O desânimo não é apenas com o resultado, ou, como uma vitória projetada, a posição que estaríamos na tabela, e tranquilidade para os demais jogos, já que enfrentávamos o lanterna do campeonato.
O desânimo maior é que retomamos o que parecia abandonado nos últimos jogos, de pressionar, criar chances, errar gols feitos, tomar decisões equivocadas na frente do gol e levar gols em escapadas aleatórias, por falhas individuais gritantes.
O primeiro gol é uma falha absurda de Anthoni, que estava dentro do gol e não posicionado para defender. Não é um goleiro confiável, e nem confia em si próprio, e goleiro sem confiança não pode jogar. Ou testa o guri mais novo, ou compra outro com urgência, e Anthoni deve procurar clube onde possa recomeçar. É um goleiro com recursos, já mostrou isso, mas sem confiança, não pode ocupar a posição.
Rafael Mallman, grande participante do blog, sempre chama minha atenção quando falo bem do Mercado, mas Mercado é o único zagueiro que temos, e quando não joga, os outros ficam perdidos, sem saber se posicionar. Mercado interceptou, senão todas, a maioria das bolas alçadas no grenal. Ontem, nossos dois zagueiros perderam quase todas as disputas aéreas, mesmo estando atrás dos atacantes, foi lamentável.
Embora o meio marcador tenha se revigorado com Villarga, não dá pra esperar que marque um time todo, principalmente quando o time se projeta para frente e AlanPa, arrisca um passe forçado para Vitinho no meio-campo, surgindo o segundo gol.

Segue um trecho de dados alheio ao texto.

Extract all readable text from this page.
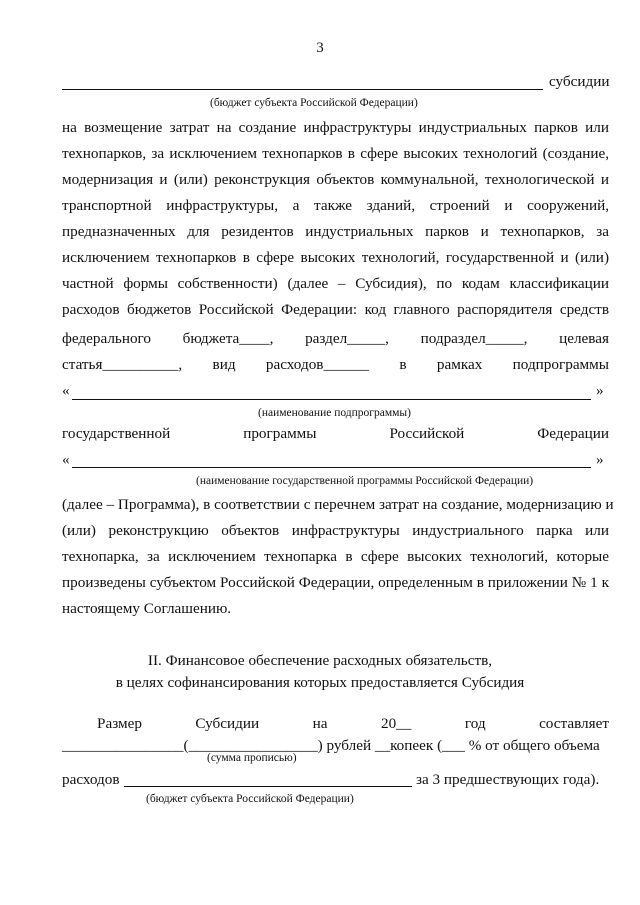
3
субсидии
(бюджет субъекта Российской Федерации)
на возмещение затрат на создание инфраструктуры индустриальных парков или
технопарков, за исключением технопарков в сфере высоких технологий (создание,
модернизация и (или) реконструкция объектов коммунальной, технологической и
транспортной инфраструктуры, а также зданий, строений и сооружений,
предназначенных для резидентов индустриальных парков и технопарков, за
исключением технопарков в сфере высоких технологий, государственной и (или)
частной формы собственности) (далее – Субсидия), по кодам классификации
расходов бюджетов Российской Федерации: код главного распорядителя средств
федерального бюджета____, раздел_____, подраздел_____, целевая
статья__________, вид расходов______ в рамках подпрограммы
«	»
(наименование подпрограммы)
государственной	программы	Российской	Федерации
«	»
(наименование государственной программы Российской Федерации)
(далее – Программа), в соответствии с перечнем затрат на создание, модернизацию и
(или) реконструкцию объектов инфраструктуры индустриального парка или
технопарка, за исключением технопарка в сфере высоких технологий, которые
произведены субъектом Российской Федерации, определенным в приложении № 1 к
настоящему Соглашению.
II. Финансовое обеспечение расходных обязательств,
в целях софинансирования которых предоставляется Субсидия
Размер	Субсидии	на	20__	год	составляет
________________(_________________) рублей __копеек (___ % от общего объема
(сумма прописью)
расходов	за 3 предшествующих года).
(бюджет субъекта Российской Федерации)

O desânimo também vem quando o time fica estúpido depois que toma gol, já que não temos capitão que fale com o time, e serve apenas para dar bronca em guris quando erram. O time vinha jogando direitinho até tomar o gol, depois, foi um deus-nos-acuda de erros de passes, afobação, falta de domínio de bola, etc… .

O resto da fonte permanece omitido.